When New York City-based writer and activist Mr. Shaun King visited Philadelphia last month, he was astonished at the proximity of the city’s top prosecutor and the chief public defender.
Generally arch enemies, Mr. King noted, the two were together at City Hall, along with over a hundred observers, on the last day of July for a panel event on criminal justice reform.
Before and since that day, Mr. Larry Krasner, who was elected in November, and Mrs. Keir Bradford-Grey, who’s relatively new to the Philadelphia Defenders Association, have themselves, or their offices, co-existed in spaces in an effort to reform the criminal justice system.
For example, The Philadelphia District Attorney’s Office and the Defenders Association are among the contributors to a proposal for a 24/7, trauma-informed integrated service center which would provide juveniles immediate and long-term access to social services and diversion programs through a centralized, non-police facility.
The Hub for Juvenile Justice Services proposal – which was created by two members of the Philadelphia Police Department, Lt. Stephen Clark and Sgt. John Ross – would create a national model for how children are treated at point of entry to the justice system, according to a communication from the Office of the Mayor.
Today, the City of Philadelphia submitted its final application to the 2018 Bloomberg “Mayors Challenge” in hopes of receiving grant funding for the aforementioned effort.
In February 2018, Philadelphia was named one of 35 finalist cities (more than 300 cities initially submitted ideas in 2017), leading to today’s final application. Those cities were awarded $100,000 each to test and refine the ideas.
Ultimately, one city will be selected for a grand prize of $5 million and four other cities will receive $1 million each to implement their ideas. The final winners are expected to be announced in October.
“For youth who enter the juvenile justice system, the Hub will provide a safe, trauma-informed environment where children and families can get information about, and access to, support services. In short, the Hub gives us the opportunity to divert more youth out of the juvenile criminal justice system, and send them back to thriving communities with stronger support systems,” Philadelphia mayor Jim Kenney said in a statement.
Mr. King, who co-founded a PAC to elect reform-minded prosecutors, said the entire nation is using Philadelphia as a model for achieving social justice.
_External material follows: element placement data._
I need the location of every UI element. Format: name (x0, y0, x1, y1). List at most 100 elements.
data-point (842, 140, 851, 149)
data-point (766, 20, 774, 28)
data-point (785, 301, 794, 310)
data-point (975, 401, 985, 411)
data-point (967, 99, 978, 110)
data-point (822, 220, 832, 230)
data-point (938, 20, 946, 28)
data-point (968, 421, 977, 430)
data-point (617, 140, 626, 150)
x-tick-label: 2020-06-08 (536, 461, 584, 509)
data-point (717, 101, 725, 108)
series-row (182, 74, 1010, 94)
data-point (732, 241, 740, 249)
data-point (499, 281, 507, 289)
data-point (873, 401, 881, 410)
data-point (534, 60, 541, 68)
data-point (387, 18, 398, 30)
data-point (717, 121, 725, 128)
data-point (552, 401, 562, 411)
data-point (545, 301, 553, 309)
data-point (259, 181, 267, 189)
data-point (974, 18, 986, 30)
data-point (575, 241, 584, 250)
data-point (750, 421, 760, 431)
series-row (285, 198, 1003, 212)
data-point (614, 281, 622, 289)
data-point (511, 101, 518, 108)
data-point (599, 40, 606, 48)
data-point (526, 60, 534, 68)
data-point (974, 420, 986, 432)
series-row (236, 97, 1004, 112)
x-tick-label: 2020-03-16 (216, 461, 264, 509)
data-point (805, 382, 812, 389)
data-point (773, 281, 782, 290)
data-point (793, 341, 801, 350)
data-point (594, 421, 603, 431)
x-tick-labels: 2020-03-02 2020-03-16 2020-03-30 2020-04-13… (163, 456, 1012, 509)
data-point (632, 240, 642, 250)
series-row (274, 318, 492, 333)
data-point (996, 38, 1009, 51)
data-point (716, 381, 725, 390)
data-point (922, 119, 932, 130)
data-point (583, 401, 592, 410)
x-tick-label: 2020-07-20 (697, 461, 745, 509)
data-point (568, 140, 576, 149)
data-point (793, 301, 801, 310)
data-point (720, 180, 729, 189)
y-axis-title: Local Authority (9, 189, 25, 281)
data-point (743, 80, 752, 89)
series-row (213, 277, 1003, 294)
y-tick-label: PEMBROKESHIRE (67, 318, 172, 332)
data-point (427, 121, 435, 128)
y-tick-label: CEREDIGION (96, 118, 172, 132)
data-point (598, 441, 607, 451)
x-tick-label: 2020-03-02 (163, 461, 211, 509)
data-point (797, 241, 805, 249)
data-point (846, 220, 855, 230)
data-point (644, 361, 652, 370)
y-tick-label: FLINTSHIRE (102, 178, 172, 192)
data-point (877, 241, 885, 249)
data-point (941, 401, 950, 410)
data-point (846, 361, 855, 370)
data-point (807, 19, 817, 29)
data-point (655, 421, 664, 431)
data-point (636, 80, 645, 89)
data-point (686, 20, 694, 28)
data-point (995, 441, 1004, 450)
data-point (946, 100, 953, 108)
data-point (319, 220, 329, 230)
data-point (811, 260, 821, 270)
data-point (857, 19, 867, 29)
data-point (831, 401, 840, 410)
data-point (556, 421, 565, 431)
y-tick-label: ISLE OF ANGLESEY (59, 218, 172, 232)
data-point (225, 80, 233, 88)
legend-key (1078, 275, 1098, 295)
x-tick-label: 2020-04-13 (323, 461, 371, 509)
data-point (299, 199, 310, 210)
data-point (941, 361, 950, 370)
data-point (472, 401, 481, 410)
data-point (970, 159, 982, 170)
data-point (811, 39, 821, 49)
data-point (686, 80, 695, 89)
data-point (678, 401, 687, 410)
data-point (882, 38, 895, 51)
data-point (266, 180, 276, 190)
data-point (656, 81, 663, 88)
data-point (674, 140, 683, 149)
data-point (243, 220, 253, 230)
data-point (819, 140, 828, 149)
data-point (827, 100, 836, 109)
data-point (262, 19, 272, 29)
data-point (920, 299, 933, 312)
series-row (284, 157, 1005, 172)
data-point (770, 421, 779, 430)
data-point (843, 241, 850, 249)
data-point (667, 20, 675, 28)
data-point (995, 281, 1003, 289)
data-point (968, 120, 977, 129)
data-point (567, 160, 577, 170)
The city, he said, is in the early days of finding brilliant ways to get insiders and outsiders collaborating.
“Don’t mess it up,” he joked.
The Hub for Juvenile Justice Systems proposal is a truly collaborative effort, with partners ranging from Ms. Rhonda McKitten, a Stoneleigh Fellow currently serving as a Youth Policy and Training Specialist in the Police Department, to Family Court and the Managing Director’s Office.
“Should Philadelphia be fortunate enough to secure funding for the Juvenile Justice Hub, I’m convinced we will achieve what many experts have deemed impossible,” said Vanessa Garrett Harley, Deputy Managing Director for Criminal Justice and Public Safety. “We will provide police with an alternative to placing a child in a holding cell for many hours. And we will connect children and families with community-based resources. Instead of heading down a path of further incarceration, they will receive a roadmap for redemption and hope.”
The Hub would pool resources from police, prosecution, the Department of Human Services, probation and other partners and allow for immediate assessment, custody determinations, and access to various City social service agencies and diversion programs.